From the tour we did yesterday, there were many of my fellow classmates who seemed eager to focus on Fordsburg and the Somali’s in the Mayfair area.
As a journalist, I believe that focusing on minorities is essential because voices are important. I have expressed my hesitance towards homeless people because I think telling the story of a homeless person would be false. False because I have an inclination to help a homeless person instead of exploiting them just so I could get a good mark. Marks are not everything.
I’ve only been a real practicing journalist for a year and I do believe that I am a journalist, from my core, but I know that reporting on homeless people rarely ever helps them unless it’s done properly and I’m not confident in doing that.
The role of women in little Mogadishu struck me though. Walking around in the streets in the Somali community in Mayfair and visiting the stores, I witnessed that there were very few women around. The tour guide had told us that Somalis prefer women to be home… When he took us to the local masjied (mosque), there was no facilities for women. As a Muslim woman I felt very distressed by this. I didn’t like it at all.
That feeling stayed with me and I still feel today, a day after the tour. However I took it as a learning experience. When in-depth started I was confident because I thought I knew the area but I was sorely mistaken.

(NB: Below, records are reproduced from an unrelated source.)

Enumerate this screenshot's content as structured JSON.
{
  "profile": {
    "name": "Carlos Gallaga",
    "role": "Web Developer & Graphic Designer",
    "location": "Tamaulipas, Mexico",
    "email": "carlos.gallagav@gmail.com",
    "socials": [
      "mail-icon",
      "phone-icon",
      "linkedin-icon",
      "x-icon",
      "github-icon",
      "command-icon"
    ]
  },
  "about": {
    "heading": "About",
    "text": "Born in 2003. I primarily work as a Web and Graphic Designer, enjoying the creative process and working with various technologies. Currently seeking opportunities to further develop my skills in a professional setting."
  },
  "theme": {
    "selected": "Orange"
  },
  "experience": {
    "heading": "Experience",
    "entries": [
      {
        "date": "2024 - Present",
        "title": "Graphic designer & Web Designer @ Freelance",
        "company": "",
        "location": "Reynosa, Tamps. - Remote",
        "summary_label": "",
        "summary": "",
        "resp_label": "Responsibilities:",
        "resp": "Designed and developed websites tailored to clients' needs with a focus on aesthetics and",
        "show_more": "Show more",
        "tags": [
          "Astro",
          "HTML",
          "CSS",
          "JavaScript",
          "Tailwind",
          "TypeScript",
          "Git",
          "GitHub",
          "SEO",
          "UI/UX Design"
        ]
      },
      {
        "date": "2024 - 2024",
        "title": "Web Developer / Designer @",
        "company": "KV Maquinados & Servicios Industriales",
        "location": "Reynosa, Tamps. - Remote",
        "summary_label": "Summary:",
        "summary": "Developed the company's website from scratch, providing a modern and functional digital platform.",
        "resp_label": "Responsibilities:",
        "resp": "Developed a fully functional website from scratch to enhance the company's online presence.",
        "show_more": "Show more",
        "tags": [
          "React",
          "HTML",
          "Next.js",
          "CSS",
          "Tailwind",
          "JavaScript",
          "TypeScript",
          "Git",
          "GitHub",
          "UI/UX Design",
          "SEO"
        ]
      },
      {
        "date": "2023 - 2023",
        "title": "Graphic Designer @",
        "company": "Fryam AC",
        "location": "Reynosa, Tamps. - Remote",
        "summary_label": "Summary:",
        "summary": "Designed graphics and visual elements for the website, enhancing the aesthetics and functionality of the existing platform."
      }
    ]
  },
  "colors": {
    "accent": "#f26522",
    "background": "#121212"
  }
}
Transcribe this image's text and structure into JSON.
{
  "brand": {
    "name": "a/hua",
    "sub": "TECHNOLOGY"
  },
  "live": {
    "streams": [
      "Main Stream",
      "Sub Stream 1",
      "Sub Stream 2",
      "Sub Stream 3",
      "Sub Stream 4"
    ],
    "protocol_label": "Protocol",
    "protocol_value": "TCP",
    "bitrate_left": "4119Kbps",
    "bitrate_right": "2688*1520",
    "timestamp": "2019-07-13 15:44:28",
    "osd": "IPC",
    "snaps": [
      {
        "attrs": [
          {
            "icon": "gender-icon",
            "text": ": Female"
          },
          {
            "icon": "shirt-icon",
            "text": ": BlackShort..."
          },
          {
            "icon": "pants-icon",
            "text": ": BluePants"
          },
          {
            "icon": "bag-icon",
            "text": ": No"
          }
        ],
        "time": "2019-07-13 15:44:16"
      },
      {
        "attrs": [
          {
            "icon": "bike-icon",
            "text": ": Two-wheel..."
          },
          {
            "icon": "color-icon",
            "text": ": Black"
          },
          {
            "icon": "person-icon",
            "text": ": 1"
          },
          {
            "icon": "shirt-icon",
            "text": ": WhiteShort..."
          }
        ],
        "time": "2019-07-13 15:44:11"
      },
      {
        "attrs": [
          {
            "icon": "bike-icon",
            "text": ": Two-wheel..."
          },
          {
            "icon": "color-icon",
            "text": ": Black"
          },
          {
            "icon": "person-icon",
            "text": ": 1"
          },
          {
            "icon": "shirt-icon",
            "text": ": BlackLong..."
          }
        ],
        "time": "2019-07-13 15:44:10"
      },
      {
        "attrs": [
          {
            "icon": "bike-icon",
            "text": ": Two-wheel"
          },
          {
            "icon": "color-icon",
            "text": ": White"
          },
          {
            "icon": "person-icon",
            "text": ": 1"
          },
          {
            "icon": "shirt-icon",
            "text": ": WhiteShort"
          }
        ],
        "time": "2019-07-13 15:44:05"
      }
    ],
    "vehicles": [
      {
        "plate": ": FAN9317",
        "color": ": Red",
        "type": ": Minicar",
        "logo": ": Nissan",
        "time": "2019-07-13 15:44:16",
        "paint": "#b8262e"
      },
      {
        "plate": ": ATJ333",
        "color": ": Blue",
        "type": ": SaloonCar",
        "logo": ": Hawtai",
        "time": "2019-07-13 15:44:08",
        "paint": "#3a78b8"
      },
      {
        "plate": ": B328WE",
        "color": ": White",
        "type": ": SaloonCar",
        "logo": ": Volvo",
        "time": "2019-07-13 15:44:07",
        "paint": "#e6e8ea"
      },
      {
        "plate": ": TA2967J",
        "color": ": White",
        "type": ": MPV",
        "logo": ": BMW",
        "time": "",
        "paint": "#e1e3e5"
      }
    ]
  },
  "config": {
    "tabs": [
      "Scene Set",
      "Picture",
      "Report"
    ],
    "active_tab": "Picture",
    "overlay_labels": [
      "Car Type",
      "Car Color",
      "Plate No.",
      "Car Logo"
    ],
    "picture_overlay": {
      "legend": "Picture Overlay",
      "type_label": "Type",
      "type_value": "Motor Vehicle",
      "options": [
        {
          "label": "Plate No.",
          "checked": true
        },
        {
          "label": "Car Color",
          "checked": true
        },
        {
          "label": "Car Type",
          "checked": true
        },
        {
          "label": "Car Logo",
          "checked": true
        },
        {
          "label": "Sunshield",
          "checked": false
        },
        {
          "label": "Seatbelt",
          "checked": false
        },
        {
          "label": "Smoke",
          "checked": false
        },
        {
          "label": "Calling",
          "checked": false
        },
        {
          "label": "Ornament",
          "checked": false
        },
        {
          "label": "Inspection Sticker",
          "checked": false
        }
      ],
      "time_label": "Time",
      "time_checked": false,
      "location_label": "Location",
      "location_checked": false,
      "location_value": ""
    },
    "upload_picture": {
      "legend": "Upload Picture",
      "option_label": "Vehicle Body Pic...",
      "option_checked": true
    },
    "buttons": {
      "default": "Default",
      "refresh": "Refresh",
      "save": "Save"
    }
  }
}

As a journalist I believe I have an obligation towards these women. Not because I feel like they’re oppressed. I don’t believe that they are but my obligation I think is to explore the ways in which this is not about oppression or empowerment but the confidence these women have in their religion to express it in the way that is acceptable to you and your relationship with the almighty, not anybody else. There is power in that.
Women in Islam live different lives to women in the broader South African society. The world and society needs to know this.
“I am within and without. Enchanted and repelled by the inexhaustible variety of life.”